I guess it’s concerning because, as the camp director says, these are the next generation of voters in our country. I know (or hope?) that this is an isolated group of evangelicals and that this is not how most of them go about things, but I have to wonder if their childhood isn’t being corrupted for something Jesus didn’t intend?

Perhaps I’d feel differently if they were talking about “education” rather than “training.” That word really has the connotation of preparing for a battle or war.

I don’t think I like where this is going.

9 thoughts on ““Education” vs “Training”…”

  1. The evangelical movement is a paradox, as I see it. I really don’t think that their theology is all that crazy, it’s just that they have this sort of militant glossed over feeling about them that no matter what everything they know could never be changed. I really think they fall onto the other side of Christianity from people who seem to just go about the business of making other people think they’re Christian. This side just wants to not be so afraid of dying and like the company they are in to know they are church going but don’t really seem to love God wholeheartedly. Then you have this other side who really think that wholeheartedly means to submit unquestionably to the whims of what our society/culture have us believe the bible means. ie- We’re made from dust? Surely from some special dust that God added water to and sculpted us from– God has to be in our little box and could not have possibly made us, literally from dust, through some scientific process that is complex and beautiful and has many themes from the bible latent in its acceptance.

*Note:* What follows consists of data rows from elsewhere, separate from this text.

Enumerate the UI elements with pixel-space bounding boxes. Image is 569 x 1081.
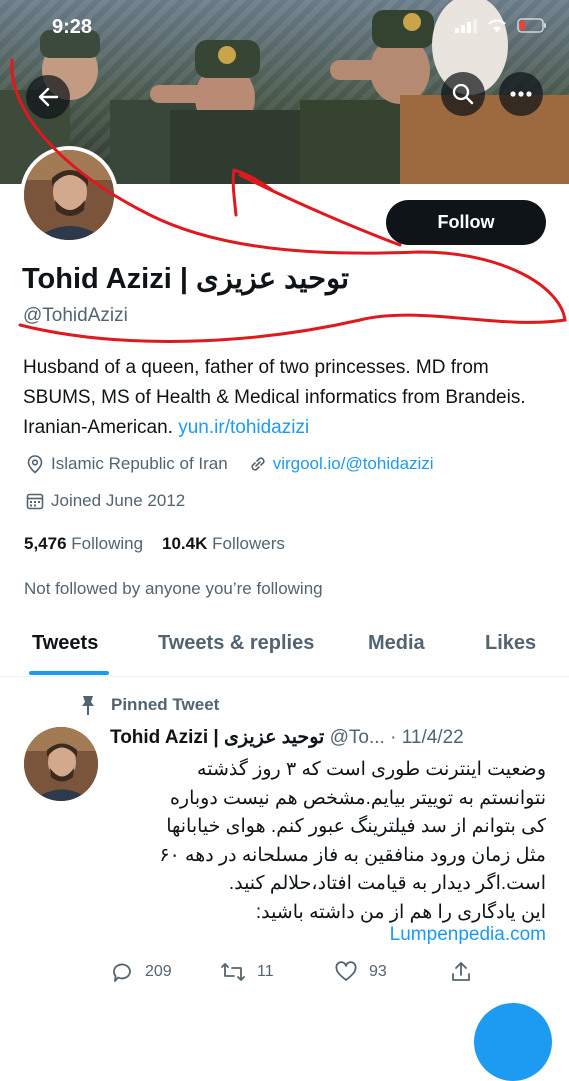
avatar-photo — [24, 150, 114, 240]
tweet-line: وضعیت اینترنت طوری است که ۳ روز گذشته — [197, 759, 546, 780]
not-followed-note: Not followed by anyone you’re following — [24, 579, 323, 598]
retweet-icon — [221, 963, 245, 981]
share-icon — [452, 962, 470, 981]
tweet-avatar[interactable] — [24, 727, 98, 801]
tweet-author-handle[interactable]: @To... — [330, 727, 385, 748]
profile-joined: Joined June 2012 — [51, 491, 186, 510]
more-icon — [510, 91, 532, 97]
search-icon — [452, 83, 474, 105]
back-button[interactable] — [26, 75, 70, 119]
tweet-avatar-photo — [24, 727, 98, 801]
bio-link[interactable]: yun.ir/tohidazizi — [178, 417, 309, 438]
profile-handle: @TohidAzizi — [23, 305, 128, 326]
profile-counts: 5,476 Following 10.4K Followers — [24, 534, 285, 554]
heart-icon — [335, 961, 357, 981]
avatar-portrait — [24, 150, 114, 240]
tab-tweets[interactable]: Tweets — [32, 632, 98, 655]
reply-count: 209 — [145, 963, 172, 980]
tab-media[interactable]: Media — [368, 632, 425, 655]
tweet-link[interactable]: Lumpenpedia.com — [390, 924, 546, 946]
status-bar: 9:28 — [0, 0, 569, 54]
tweet-header: Tohid Azizi | توحید عزیزی @To... · 11/4/… — [110, 726, 464, 749]
annotation-arrow-shaft — [238, 173, 402, 247]
profile-avatar[interactable] — [20, 146, 118, 244]
following-link[interactable]: 5,476 Following — [24, 534, 143, 553]
tab-likes[interactable]: Likes — [485, 632, 536, 655]
followers-link[interactable]: 10.4K Followers — [162, 534, 285, 553]
reply-action[interactable]: 209 — [110, 960, 172, 984]
location-icon — [27, 455, 43, 474]
follow-button[interactable]: Follow — [386, 200, 546, 245]
like-action[interactable]: 93 — [334, 960, 387, 984]
arrow-left-icon — [38, 87, 59, 107]
tweet-date[interactable]: · 11/4/22 — [390, 727, 464, 748]
tweet-line: کی بتوانم از سد فیلترینگ عبور کنم. هوای … — [166, 816, 546, 837]
status-icons — [455, 18, 547, 33]
profile-name: Tohid Azizi | توحید عزیزی — [22, 263, 350, 295]
like-count: 93 — [369, 963, 387, 980]
pinned-label-row: Pinned Tweet — [78, 694, 219, 716]
signal-icon — [455, 18, 477, 33]
profile-joined-row: Joined June 2012 — [25, 491, 185, 511]
calendar-icon — [26, 493, 44, 510]
retweet-action[interactable]: 11 — [220, 960, 274, 984]
search-button[interactable] — [441, 72, 485, 116]
wifi-icon — [488, 19, 506, 32]
status-time: 9:28 — [52, 16, 93, 38]
tweet-line: است.اگر دیدار به قیامت افتاد،حلالم کنید. — [228, 873, 546, 894]
profile-bio: Husband of a queen, father of two prince… — [23, 353, 548, 443]
followers-label: Followers — [212, 534, 285, 553]
pin-icon — [82, 696, 94, 715]
tweet-line: نتوانستم به توییتر بیایم.مشخص هم نیست دو… — [169, 787, 546, 809]
followers-count: 10.4K — [162, 534, 208, 553]
following-count: 5,476 — [24, 534, 67, 553]
share-action[interactable] — [449, 960, 473, 984]
tweet-author-name[interactable]: Tohid Azizi | توحید عزیزی — [110, 727, 324, 748]
retweet-count: 11 — [257, 963, 274, 980]
tab-tweets-replies[interactable]: Tweets & replies — [158, 632, 314, 655]
active-tab-indicator — [29, 671, 109, 675]
battery-icon — [517, 18, 546, 33]
profile-tabs: Tweets Tweets & replies Media Likes — [0, 620, 569, 677]
more-button[interactable] — [499, 72, 543, 116]
reply-icon — [113, 963, 131, 982]
profile-location: Islamic Republic of Iran — [51, 454, 228, 473]
link-icon — [251, 457, 265, 471]
pinned-label: Pinned Tweet — [111, 695, 220, 714]
compose-tweet-button[interactable] — [474, 1003, 552, 1081]
tweet-line: این یادگاری را هم از من داشته باشید: — [255, 901, 546, 923]
profile-meta-row: Islamic Republic of Iran virgool.io/@toh… — [25, 454, 434, 474]
tweet-line: مثل زمان ورود منافقین به فاز مسلحانه در … — [159, 844, 546, 866]
following-label: Following — [71, 534, 144, 553]
tweet-text: وضعیت اینترنت طوری است که ۳ روز گذشته نت… — [110, 756, 546, 927]
profile-website[interactable]: virgool.io/@tohidazizi — [273, 454, 434, 474]
tweet-avatar-portrait — [24, 727, 98, 801]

    I think the magic lies somewhere in between these two extremes of Christianity. Questioning is a powerful evidence of faith. Of course, I also think you should do and live in a way that you are wholly convinced is of God. It matters where your heart is, right?

  2. the good news here being that evalengetical lunatic children are a significant minority. Even I was an apologist when I was 10. I, of course, fall into the “child of Christian parents” camp, instead of “Christian child” camp, so take that for what it is.

  3. I think, Nathan and Stu, that my main problem with it is that these kids aren’t being taught about critical thinking, and I wonder if those that aren’t critically thinking about their faith are more likely to reject their faith later on. Those who are taught to _think_ about what they believe, in my opinion, may be more likely to integrate new information and edit/remove old information from what they believe. Those who are _not_ taught to think about it from a young age don’t know how to modify what they know, and thus group it all together and assume that when/if one part is disproved, all the rest of it is as well.

    I guess I’m saying that I wouldn’t care nearly as much about these kids believing what they believe if I had the impression that their parents had given them a _choice_. Otherwise, it may as well be brainwashing…

  4. Honest question: Do you know of any kids who were raised with a Christian upbringing who were also taught to think critically about their faith, other than yourself? Is that even possilble with younger kids? The only kids I know who taught to think about what they were actively being taught in their church were Unitarian.

  5. Once, they let me be a youth director- and I had kids that were 6 and kids that were 17. It was challenging, but my most memorable day was talking to them about believing what people told them. They all thought of themselves as owning their own faith- but simple questions like, “what fruit was eaten at the garden of eden?” or, “how many wisemen were there?” really struck them when they were challenged to own up to their answers and find, in the bible, what they had always held true. It opens up a critique in their mind of all the even more important things they have learned. One of them asked if people were just lying to them about that stuff, and the best answer I had was just that they kind of were, but they don’t really know that they are because they have also been lied to. Watching them just blossom with questions after that day really just shows me that thinking and questioning is so much better than just glossed over, passed down, misunderstood belief in a cultural legend surrounding a real truth.